I khatchkar portano incise croci nude, senza il Cristo, a testimonianza che il figlio di Dio non è morto ma è salito al cielo
Attorno alla croce sono intagliate allegorie di foglie o frutti a rappresentare la continuità della vita anche dopo la morte.
Come detto, in Armenia i khatchkar sono dappertutto, ma i più belli si trovano in prossimità delle centinaia di monasteri posti un po’ ovunque, fin negli angoli più remoti della natura più selvaggia.
C’è un luogo speciale, però, che vale la pena di essere raccontato. A Noratus si trova un cimitero medievale nascosto tra vie sconnesse e abitazioni fatiscenti. Dopo la conquista, e conseguente distruzione, di Julfa ad opera degli azeri
Sono almeno 1000, sorvegliati a vista dall’anziana che mentre rende omaggio ai cari mi spiega che il corpo dei defunti, posto con i piedi alla base della croce, dovrà vedere il sole che sorge non appena si risveglierà dalle tenebre.
Tutt’intorno, diversi khatchkar sono circondati da pezzi di vetro. Non per incuria, ma per tradizione. Una storia molto popolare a Noratus narra di un monaco del XIX secolo di nome Ter Karapet Hovhanesi-Hovakimyan.
Viveva nel Monastero vicino al villaggio e conduceva le cerimonie di sepoltura proprio nel cimitero. La distanza da colmare, tuttavia, era considerevole.
E, stanco di ripetere il tragitto, fece costruire una cella scavata a Noratus per poterci rimanere.
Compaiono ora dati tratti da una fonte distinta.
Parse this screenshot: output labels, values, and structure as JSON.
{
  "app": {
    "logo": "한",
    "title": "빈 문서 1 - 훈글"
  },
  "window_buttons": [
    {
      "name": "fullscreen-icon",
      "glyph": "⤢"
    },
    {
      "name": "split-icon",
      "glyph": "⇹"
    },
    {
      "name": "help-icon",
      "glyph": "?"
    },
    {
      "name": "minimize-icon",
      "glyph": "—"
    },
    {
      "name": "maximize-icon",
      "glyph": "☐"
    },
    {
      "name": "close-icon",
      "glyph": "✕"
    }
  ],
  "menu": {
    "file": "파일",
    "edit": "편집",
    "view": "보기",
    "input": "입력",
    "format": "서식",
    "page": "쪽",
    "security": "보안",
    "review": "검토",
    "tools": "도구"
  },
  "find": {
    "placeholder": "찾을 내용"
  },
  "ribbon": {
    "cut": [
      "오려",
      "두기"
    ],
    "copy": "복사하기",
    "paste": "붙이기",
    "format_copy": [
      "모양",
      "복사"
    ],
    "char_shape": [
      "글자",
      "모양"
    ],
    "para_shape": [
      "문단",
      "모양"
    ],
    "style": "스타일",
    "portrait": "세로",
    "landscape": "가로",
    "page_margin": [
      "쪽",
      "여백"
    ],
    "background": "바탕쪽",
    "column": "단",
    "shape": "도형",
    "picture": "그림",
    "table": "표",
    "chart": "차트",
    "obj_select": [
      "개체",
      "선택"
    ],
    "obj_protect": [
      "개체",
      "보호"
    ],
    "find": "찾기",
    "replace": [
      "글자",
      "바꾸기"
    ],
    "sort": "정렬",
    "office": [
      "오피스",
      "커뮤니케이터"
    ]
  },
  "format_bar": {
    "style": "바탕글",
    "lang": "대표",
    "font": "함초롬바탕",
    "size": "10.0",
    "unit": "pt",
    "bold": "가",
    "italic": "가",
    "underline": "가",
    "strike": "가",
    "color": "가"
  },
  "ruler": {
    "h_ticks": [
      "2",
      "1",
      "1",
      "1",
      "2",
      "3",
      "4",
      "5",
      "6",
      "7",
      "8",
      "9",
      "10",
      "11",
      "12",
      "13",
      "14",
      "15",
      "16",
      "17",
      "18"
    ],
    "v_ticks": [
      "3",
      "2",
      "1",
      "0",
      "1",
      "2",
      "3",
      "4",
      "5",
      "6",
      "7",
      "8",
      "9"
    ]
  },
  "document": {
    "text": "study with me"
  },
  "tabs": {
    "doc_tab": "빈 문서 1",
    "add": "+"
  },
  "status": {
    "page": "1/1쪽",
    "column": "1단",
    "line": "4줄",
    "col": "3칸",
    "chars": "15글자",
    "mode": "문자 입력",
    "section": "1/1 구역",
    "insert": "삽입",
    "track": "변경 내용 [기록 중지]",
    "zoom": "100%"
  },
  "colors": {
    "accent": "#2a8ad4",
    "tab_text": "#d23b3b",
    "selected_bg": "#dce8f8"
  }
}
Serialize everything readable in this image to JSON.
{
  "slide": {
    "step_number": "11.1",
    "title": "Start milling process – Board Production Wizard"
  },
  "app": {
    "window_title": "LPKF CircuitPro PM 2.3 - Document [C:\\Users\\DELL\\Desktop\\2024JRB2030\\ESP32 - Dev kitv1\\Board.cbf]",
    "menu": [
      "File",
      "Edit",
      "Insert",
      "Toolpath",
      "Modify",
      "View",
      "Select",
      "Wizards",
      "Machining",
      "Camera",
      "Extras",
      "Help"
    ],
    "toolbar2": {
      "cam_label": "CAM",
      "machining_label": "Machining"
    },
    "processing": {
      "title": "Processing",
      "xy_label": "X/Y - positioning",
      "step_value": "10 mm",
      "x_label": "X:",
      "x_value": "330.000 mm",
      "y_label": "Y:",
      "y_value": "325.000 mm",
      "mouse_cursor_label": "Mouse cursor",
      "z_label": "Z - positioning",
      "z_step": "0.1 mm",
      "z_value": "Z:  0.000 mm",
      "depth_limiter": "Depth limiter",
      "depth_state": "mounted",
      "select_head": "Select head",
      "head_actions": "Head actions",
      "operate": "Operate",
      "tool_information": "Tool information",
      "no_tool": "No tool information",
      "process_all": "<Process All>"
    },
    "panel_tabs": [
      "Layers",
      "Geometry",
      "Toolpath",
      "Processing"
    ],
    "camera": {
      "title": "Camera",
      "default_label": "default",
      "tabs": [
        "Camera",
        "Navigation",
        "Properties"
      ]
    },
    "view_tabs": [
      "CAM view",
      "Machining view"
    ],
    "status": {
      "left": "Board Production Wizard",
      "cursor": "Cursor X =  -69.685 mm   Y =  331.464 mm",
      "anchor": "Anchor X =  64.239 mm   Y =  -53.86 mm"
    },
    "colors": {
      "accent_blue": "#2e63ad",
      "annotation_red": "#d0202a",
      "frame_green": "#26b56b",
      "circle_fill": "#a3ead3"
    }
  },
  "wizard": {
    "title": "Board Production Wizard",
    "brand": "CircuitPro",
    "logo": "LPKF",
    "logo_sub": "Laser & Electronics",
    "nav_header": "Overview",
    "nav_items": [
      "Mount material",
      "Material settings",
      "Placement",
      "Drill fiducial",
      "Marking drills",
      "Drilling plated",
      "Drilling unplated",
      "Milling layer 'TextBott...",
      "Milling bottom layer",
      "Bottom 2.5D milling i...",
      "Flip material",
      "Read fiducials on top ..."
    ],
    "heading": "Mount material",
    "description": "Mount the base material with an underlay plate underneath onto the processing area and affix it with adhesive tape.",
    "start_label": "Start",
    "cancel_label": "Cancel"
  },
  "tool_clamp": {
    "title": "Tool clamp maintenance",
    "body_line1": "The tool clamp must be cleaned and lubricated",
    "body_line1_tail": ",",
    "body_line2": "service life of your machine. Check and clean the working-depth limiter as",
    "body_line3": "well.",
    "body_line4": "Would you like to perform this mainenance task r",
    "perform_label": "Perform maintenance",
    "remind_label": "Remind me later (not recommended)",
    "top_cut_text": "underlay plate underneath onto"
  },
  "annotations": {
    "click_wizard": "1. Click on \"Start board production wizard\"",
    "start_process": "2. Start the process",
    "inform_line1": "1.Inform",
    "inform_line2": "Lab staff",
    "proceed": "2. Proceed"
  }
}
Quando ebbe ormai 90 anni, chiese agli altri monaci del suo Monastero di essere seppellito vivo nella sua cella. Le sue ultime parole furono: “Non temo la morte. Vorrei che anche voi non ne aveste paura. Non temete mai nulla, ma solo Dio. Che chiunque abbia paura venga da me. Versi acqua sulla pietra della sepoltura, ne bevva, se ne versi sul viso, sul petto, sulle braccia e sulle gambe. Infine, rompa pure il vaso con l’acqua e la paura lo abbandonerà”.
Queste lapidi intagliate, che dicono molto del censo, dell’età e della storia di vita dei proprietari, fanno impressione se viste da lontano perché sono così fitte, così imponenti pur nella loro irregolarità, così ordinate come fossero dei ranghi serrati, da sembrare un esercito di pietra.
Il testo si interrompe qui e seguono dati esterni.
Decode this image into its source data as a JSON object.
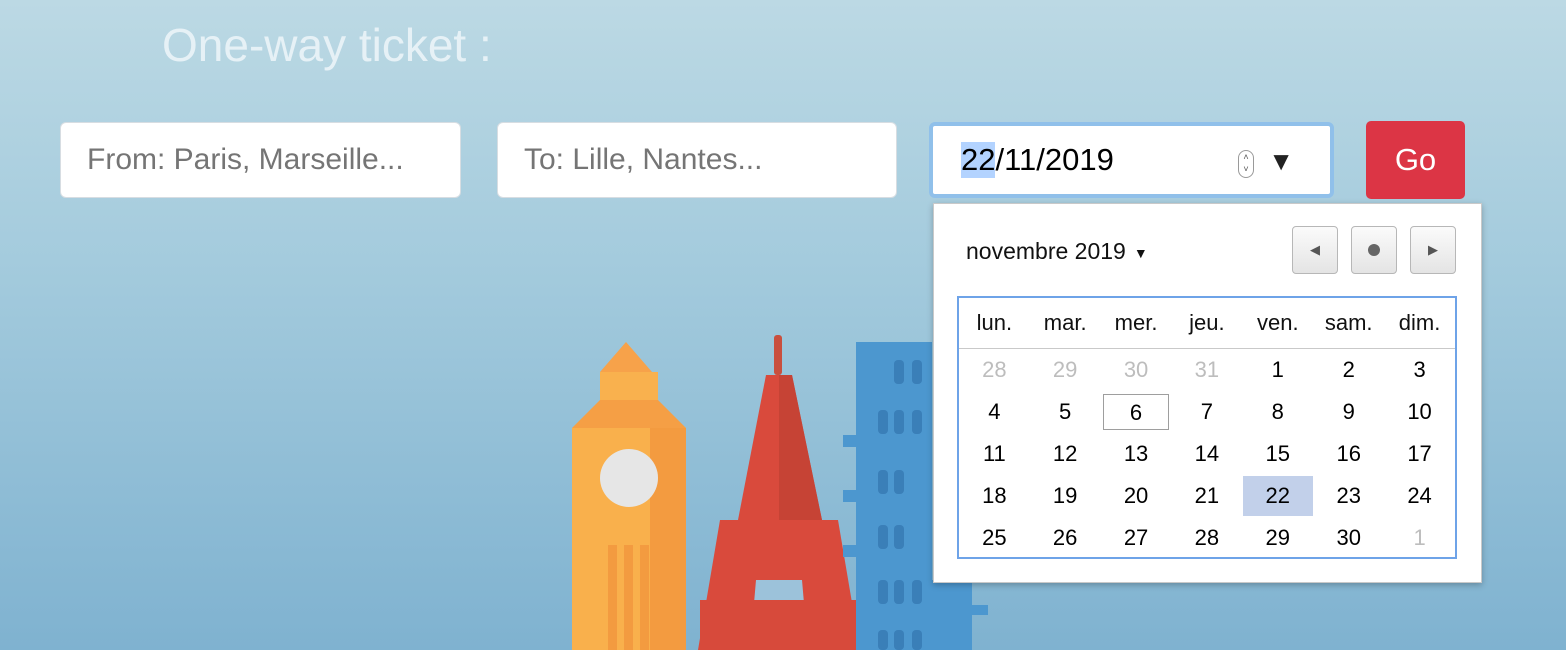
{
  "header": {
    "title": "One-way ticket :"
  },
  "form": {
    "from_placeholder": "From: Paris, Marseille...",
    "to_placeholder": "To: Lille, Nantes...",
    "date_day": "22",
    "date_rest": "/11/2019",
    "go_label": "Go"
  },
  "calendar": {
    "month_label": "novembre 2019",
    "weekdays": [
      "lun.",
      "mar.",
      "mer.",
      "jeu.",
      "ven.",
      "sam.",
      "dim."
    ],
    "weeks": [
      [
        "28",
        "29",
        "30",
        "31",
        "1",
        "2",
        "3"
      ],
      [
        "4",
        "5",
        "6",
        "7",
        "8",
        "9",
        "10"
      ],
      [
        "11",
        "12",
        "13",
        "14",
        "15",
        "16",
        "17"
      ],
      [
        "18",
        "19",
        "20",
        "21",
        "22",
        "23",
        "24"
      ],
      [
        "25",
        "26",
        "27",
        "28",
        "29",
        "30",
        "1"
      ]
    ],
    "today": "6",
    "selected": "22"
  },
  "colors": {
    "go_button": "#dc3545",
    "selected_day": "#c2d0ea",
    "focus_ring": "#90c0ea"
  },
  "icons": {
    "month_dropdown": "caret-down-icon",
    "prev": "triangle-left-icon",
    "today": "dot-icon",
    "next": "triangle-right-icon"
  }
}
Fu questa la visione che si parò di fronte agli occhi del grande condottiero turco-mongolo Tamerlano, il Conquistatore, considerato uno dei più celebri conquistatori e strateghi della storia.
Era considerato il leader più potente del mondo islamico dopo la sconfitta dei Mamelucchi egiziani e siriani e del primo Impero ottomano.
Si riteneva l’erede di Gengis Khan (com’è scritto sulla sua tomba nel mausoleo di Samarcanda) e credeva di poter riportare in vita l’impero mongolo.
Tamerlano segnò al tempo stesso il culmine e il declino delle grandi invasioni dei cavalieri nomadi in Asia e in Europa.
Condusse campagne in tutta l’Asia occidentale, meridionale e centrale, nel Caucaso e nelle regioni meridionali della Russia.
Quando il suo esercito si avvicinò a Noratus, gli abitanti del villaggio erano sensibilmente inferiori come numero ed equipaggiati in larga parte solo di forche e bastoni. Ma non erano ancora pronti ad accettare la sconfitta. Così, secondo la leggenda, decisero di ricoprire di lenzuola tutti i khatchkar e di “armarli” con elmetti, asce e spade.
Quell’inaspettato mare di soldati pronti ad affrontare i mongoli spada sguainata colse di sorpresa Tamerlano, che pure era un implacabile distruttore di eserciti nemici e delle città che gli si opponevano, a ritirarsi senza indugio.
Tornò settimane dopo, meglio equipaggiato e deciso stavolta a saccheggiare la città ad ogni costo.
Ovviamente ci riuscì in pochi minuti.
Ma gli abitanti di Noratus, ancora oggi, raccontano questa leggenda per far capire cosa rappresentano per loro le sacre pietre del cimitero: l’atto di rimanere in piedi, persino contro un nemico imbattibile, che li ha temuti foss’anche solo per un giorno.